This video is a part of our collection “The Numbers That Outlined 2022.”
Transcript
Maggie Koerth: I’ve two necessary numbers for you this yr. Some excellent news. And a few dangerous information.
First, there’s 4 … That’s the variety of dangerous per- and polyfluorinated chemical substances, or PFAS, that the Environmental Safety Company launched new focus pointers for this yr. That is the excellent news.
Then, there’s 4 thousand seven hundred … That’s roughly the variety of totally different PFAS chemical substances on the market, globally. They’re current in hundreds of merchandise you purchase and use. They’re even in your consuming water. And this whole class of chemical substances, together with those developed to be “safer” replacements, have more and more been proven to be harmful to human well being.
PFAS are an issue that date again to your grandma’s day. They have been invented through the Nice Melancholy and have been utilized in non-stick coatings on merchandise like pots and pans because the Nineteen Forties. Since then, they’ve develop into a part of how we make waterproof and stain-resistant materials and carpets, fire-fighting foam, cleansing merchandise, paint, meals packaging and extra.
However these “ceaselessly chemical substances” don’t break down. They only construct up within the surroundings. And within the early 2000s, scientists began discovering these chemical substances in soil and water … and, finally, in human blood.
To place it mildly … this isn’t good. Only a few components per trillion in consuming water have been linked to all kinds of well being points, from thyroid and immune response issues, to excessive ldl cholesterol, to testicular most cancers. This summer season, the Nationwide Academies of Sciences reported that just about one hundred pc of People have been uncovered.
Regardless of all of this … or perhaps, behind all of this … is the truth that PFAS aren’t effectively regulated. The EPA didn’t even have pointers for what a suitable focus of PFAS in consuming water may be till 2016. At the moment, they mentioned that 70 components per trillion was a suitable quantity of PFAS to search out in water provides. Now they’ve dropped that by greater than a thousandfold. Scientists aren’t positive they even have the instruments to measure PFAS at that stage.
The EPA is within the course of of making the primary federally enforceable laws round two PFAS chemical substances. That’s prone to occur in 2023. And particular person states are taking motion too. By 2030, new merchandise containing any PFAS in any respect will probably be unlawful within the state of Maine.

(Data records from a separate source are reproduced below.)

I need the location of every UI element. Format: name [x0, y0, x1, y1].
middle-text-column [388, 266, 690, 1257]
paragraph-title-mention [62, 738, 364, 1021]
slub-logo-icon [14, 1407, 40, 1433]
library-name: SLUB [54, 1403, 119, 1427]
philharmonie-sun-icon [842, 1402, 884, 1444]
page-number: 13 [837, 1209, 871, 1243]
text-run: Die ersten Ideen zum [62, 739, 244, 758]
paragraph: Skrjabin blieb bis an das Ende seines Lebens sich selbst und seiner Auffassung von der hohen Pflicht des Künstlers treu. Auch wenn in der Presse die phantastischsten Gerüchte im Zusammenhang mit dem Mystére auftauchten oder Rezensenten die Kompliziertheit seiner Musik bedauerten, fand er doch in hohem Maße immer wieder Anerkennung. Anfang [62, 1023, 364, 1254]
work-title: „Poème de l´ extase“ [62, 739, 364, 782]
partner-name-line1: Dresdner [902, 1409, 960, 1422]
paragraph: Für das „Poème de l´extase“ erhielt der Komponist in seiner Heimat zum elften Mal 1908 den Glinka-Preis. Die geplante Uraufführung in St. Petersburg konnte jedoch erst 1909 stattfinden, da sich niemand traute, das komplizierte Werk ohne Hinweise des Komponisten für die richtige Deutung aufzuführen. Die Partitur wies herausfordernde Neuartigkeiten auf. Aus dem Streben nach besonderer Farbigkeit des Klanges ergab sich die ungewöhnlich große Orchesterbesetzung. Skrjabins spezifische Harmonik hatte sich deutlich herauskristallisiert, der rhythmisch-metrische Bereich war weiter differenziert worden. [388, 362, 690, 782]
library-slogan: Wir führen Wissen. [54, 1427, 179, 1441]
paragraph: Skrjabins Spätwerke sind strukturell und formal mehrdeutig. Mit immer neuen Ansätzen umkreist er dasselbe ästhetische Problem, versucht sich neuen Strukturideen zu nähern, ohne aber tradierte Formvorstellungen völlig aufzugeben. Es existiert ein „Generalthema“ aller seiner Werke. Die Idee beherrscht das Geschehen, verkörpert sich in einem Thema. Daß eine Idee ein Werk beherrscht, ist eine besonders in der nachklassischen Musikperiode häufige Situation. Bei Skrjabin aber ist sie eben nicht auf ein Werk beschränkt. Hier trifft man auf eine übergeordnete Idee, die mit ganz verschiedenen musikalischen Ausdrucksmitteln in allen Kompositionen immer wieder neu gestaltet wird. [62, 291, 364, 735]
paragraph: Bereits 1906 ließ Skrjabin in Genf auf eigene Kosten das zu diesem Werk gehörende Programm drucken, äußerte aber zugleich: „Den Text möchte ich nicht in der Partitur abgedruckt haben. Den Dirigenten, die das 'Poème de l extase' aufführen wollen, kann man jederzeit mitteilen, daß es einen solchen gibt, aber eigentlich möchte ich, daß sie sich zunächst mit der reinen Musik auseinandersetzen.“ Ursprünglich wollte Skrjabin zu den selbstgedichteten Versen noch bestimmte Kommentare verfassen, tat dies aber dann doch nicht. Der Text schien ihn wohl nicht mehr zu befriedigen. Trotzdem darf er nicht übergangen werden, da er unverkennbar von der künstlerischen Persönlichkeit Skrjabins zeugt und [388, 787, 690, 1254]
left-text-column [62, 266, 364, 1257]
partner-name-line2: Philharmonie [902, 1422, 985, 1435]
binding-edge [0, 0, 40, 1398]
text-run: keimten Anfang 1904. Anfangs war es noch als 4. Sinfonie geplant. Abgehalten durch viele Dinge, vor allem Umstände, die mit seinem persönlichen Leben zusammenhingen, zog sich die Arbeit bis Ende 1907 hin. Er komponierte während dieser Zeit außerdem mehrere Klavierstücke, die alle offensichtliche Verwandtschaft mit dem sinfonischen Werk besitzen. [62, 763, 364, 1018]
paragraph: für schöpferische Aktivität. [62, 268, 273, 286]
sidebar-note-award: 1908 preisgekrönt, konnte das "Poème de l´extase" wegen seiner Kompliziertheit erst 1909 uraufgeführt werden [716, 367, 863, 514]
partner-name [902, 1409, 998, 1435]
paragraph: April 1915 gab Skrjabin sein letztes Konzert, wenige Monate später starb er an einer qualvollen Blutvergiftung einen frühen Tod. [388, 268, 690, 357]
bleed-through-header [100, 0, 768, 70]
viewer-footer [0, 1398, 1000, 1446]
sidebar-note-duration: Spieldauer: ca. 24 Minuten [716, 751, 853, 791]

And issues are altering on the business stage too. 3M, the corporate that first developed and nonetheless is the unique producer of a few of these chemical substances, has mentioned they’ll cease making PFAS by 2025.
So the publication of unenforceable pointers protecting 4 out of 4000 plus chemical substances is just the start. We’re at the beginning of a severe shift in how the general public – and the federal government – take into consideration PFAS.